Service Discovery: One, Some, or All

Service Discovery, to use the basic definition, is the mechanism in which services, residing at a non-static address, can be found on a computer network. There are, in a basic nutshell, three types of service discovery, modeled after how they offer their service endpoints to the clients. This set can be reduced to two types in most real world scenarios.

Service discovery systems are designed to return endpoints, a list of one or more logical host and/or host:port or even URL lists. These endpoints are generally in a group colloquially known as a serverset. Endpoints are also considered ephemeral - they can be de-registered at any time due to failing health checks, or other network events, including an intentional de-registration due to service shutdown.

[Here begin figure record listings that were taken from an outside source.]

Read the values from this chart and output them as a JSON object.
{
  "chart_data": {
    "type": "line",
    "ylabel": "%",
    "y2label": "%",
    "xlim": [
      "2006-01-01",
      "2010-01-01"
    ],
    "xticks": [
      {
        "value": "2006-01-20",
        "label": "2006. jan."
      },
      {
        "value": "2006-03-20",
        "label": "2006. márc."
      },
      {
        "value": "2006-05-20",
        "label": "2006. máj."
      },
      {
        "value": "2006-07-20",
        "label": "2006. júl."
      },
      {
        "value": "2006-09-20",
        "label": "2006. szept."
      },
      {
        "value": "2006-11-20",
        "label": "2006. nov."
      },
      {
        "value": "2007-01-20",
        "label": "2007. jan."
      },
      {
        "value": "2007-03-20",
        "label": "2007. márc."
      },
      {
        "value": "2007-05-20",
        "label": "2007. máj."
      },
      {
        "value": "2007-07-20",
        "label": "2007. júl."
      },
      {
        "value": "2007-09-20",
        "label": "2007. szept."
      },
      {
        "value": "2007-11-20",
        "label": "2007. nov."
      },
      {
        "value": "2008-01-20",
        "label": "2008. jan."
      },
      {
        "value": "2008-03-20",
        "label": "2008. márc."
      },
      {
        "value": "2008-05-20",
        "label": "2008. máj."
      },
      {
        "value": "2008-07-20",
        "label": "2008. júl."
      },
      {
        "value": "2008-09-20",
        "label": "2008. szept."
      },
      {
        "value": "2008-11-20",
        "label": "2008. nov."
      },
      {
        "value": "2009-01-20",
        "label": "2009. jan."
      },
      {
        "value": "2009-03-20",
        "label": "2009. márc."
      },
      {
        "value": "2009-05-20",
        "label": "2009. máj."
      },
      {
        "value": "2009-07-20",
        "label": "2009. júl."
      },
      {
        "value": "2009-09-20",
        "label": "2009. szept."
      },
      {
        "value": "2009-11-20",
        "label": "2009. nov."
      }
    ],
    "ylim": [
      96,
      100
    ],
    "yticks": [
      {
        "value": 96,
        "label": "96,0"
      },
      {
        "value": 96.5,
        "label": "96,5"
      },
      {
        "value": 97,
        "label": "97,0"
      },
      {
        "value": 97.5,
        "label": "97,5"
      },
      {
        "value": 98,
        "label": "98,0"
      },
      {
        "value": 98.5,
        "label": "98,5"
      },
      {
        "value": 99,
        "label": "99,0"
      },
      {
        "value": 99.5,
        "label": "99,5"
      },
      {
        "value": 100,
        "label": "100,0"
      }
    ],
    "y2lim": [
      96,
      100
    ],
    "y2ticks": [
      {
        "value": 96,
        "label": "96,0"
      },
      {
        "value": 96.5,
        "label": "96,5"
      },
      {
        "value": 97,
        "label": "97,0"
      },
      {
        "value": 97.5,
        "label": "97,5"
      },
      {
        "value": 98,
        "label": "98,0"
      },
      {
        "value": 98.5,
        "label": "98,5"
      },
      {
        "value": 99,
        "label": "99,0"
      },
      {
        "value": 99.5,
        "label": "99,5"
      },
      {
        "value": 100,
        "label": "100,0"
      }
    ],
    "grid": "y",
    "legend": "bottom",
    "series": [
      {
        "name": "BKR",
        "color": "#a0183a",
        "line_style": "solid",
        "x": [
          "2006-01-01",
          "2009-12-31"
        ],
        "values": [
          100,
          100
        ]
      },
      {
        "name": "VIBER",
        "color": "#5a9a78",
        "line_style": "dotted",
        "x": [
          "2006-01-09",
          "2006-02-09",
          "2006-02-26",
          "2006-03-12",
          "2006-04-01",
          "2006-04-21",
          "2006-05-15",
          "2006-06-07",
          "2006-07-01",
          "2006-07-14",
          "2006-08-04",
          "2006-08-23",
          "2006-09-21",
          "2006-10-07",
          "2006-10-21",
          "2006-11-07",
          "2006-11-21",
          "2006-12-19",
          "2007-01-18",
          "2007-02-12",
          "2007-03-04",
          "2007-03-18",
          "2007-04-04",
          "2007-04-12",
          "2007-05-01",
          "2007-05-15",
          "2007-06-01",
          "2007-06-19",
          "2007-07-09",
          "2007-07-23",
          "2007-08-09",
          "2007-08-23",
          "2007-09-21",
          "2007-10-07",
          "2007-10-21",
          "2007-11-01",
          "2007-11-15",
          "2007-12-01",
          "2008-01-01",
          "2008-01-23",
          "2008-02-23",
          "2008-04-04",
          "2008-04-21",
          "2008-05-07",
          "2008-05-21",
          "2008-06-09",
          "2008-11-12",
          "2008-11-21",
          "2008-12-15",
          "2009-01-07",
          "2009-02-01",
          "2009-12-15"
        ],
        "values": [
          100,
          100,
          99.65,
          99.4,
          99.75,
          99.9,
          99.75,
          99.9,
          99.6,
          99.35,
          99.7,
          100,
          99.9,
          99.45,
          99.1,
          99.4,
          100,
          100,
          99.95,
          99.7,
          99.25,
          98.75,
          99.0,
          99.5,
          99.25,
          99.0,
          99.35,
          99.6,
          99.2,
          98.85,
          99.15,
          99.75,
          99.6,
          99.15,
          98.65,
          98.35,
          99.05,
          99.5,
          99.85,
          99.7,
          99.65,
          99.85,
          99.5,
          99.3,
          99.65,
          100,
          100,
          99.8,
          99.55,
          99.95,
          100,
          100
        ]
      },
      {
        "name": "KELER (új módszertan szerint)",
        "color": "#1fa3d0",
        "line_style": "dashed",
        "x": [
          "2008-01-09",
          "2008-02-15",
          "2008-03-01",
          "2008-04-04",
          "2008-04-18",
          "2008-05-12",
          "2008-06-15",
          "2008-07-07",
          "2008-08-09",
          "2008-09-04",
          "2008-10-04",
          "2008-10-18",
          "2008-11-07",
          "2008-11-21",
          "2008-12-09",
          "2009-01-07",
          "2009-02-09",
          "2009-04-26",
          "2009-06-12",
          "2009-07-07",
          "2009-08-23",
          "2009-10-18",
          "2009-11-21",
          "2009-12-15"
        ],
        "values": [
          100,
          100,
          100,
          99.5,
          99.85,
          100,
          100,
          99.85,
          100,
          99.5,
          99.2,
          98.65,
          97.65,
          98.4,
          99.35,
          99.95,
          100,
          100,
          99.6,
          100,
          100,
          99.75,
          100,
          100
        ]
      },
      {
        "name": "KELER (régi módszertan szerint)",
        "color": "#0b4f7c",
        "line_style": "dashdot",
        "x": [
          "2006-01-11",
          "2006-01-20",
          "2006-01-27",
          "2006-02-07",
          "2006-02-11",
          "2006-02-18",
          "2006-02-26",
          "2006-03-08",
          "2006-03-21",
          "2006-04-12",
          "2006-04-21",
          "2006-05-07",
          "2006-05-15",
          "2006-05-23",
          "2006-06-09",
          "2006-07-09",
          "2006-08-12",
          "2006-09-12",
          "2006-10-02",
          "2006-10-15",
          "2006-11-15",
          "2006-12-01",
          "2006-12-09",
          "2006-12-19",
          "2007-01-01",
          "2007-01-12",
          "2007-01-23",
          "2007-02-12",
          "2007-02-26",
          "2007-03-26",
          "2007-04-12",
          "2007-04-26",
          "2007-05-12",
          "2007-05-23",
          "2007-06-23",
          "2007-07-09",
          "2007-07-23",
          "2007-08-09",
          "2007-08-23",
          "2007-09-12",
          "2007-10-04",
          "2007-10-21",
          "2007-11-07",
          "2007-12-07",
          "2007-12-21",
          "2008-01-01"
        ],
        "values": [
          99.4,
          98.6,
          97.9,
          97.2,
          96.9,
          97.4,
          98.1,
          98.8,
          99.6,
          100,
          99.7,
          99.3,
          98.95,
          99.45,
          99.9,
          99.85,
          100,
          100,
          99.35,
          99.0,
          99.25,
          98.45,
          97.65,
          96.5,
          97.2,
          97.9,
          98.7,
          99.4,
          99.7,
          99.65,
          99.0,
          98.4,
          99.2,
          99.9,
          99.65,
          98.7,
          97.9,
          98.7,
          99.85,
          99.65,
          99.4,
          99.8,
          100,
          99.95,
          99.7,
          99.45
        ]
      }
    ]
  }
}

A service discovery system of the “one” type is concerned with discovering a single logical endpoint, and will generally not attempt to make use of more than one endpoint if that is returned.

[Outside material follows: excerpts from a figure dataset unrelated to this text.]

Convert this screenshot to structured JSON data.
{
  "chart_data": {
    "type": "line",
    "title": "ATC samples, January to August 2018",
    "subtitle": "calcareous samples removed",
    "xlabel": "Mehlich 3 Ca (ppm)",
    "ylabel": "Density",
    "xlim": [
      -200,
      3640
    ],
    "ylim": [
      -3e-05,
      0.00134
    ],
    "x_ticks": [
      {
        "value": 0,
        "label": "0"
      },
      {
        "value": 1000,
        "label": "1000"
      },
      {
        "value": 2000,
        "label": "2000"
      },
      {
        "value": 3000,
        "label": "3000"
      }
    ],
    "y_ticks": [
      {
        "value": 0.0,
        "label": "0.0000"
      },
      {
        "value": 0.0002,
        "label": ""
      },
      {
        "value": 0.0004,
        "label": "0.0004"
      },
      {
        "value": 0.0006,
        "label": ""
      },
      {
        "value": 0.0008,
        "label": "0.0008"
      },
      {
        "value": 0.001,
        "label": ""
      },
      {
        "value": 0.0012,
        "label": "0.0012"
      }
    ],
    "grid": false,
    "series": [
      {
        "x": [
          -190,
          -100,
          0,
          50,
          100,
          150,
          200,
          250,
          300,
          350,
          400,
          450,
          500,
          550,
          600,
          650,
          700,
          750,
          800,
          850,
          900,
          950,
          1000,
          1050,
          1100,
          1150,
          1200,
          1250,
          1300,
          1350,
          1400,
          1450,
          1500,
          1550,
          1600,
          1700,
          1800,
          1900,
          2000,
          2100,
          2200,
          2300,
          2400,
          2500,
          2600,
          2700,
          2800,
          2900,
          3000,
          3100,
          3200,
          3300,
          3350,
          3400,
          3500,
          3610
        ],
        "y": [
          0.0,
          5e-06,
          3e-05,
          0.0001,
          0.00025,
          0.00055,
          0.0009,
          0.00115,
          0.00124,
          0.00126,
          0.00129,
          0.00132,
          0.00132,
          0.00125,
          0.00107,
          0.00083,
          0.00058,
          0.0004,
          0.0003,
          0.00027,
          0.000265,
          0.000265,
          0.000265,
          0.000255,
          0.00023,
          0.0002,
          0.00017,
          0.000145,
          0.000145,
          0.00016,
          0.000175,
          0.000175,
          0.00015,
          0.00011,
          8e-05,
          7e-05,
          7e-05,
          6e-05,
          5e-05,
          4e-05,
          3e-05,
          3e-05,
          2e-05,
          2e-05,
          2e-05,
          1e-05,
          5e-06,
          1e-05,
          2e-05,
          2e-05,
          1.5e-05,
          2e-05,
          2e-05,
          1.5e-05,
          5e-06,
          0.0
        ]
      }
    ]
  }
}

A classical case of a “one” discovery type is DNS (though it is not limited to this use case). Many service discovery frameworks and schemes, including some built at a bird website company, do not provide good first class support for this model, or do not encourage its use in a production system relying on manual service registration in a front end server. This leads to hacks, frustration, and general grief. Scripts, developers, and operations really need to be able to run curl on the command line - don’t break this mode of operation for them.


The “some” use case assumes that a client wants a partial view of the serverset. This could be a minority (more than one for redundancy), or a large number (for instance, to load balance a huge volume of requests). This use case is the resilient use case - you accept a smaller than total population. This is also an efficient scheme: a large number of clients enumerating thousands of available endpoints is slow and chatty, and is known on more than one occasion to saturate backends used for discovery. As the world changes under them, such as services moving due to a deploy or fail-over, all of these clients are straining to maintain up-to-date endpoint lists on every change. This isn’t likely to hurt you even with hundreds of clients, but once the 1000 mark is crossed things are going to go south quickly.

DNS is not precluded from acting in a service discovery role, via SRV records and even multiple DNS RR results, which clients needing more than one endpoint can query and enumerate.


The mode of fallacy - this is often the mode many libraries and systems first operate in. The workflow for discovery in non-tolerant systems generally involves:

  1. Find serverset
  2. Start enumerating large serverset
  3. Fail for any reason
  4. Return no endpoints

This isn’t resilient code, but that didn’t stop more than one service discovery agent following this model in my experience. The “all” model does provide one compelling use case, which allows for client-side sharding of data: if all endpoints are registered, clients can avoid using proxies to directly access data on the origin node.

“All”, in practice, never exists. Due to network partitions and software failures, you can never guarantee that all endpoints can be enumerated, and that all endpoints even are registered that want to be. If you are depending on “all” for sharding detection, you need to provide a more resilient model which does not depend on ephemeral registration. A node is in the system, and has a sharded set of data, based on a more static intent map. You can use serversets as a gauge of health, but not of underlying registration.

The failures of the “all” model are especially important to monitoring systems: A lot of designs assume a globally-correct discovery model to find metrics and health checks. While you can provide a mostly globally correct intent model (“I expect these things to be running in this number”), you cannot depend on a “discover everything” model to locate running services.

One of the larger changes at the bird website monitoring stack involved breaking this assumption. While it was serviceable at a small scale, it routinely broke down further and further as scale increased. Replacing the discovery model with a “one” analogue (which however still required reading “some” of the endpoint nodes in Zookeeper to provide some semblance of load balancing) provided an immediate data quality improvement, as only a very small set of endpoints needed to be resolved in order to operate.

And more

With cloud computing and containerization, service discovery will keep on being a space with innovation. Yet, it is also rife with incompatibilities - no two systems are the same. Systems which get this right get back to basics. For example, Kubernetes provides DNS based discovery with load balancers. This allows both the curl use case, and the large request volume use case, to work transparently (something commonly missing in these systems). The state of the industry is improving - lets not all fall into the same traps.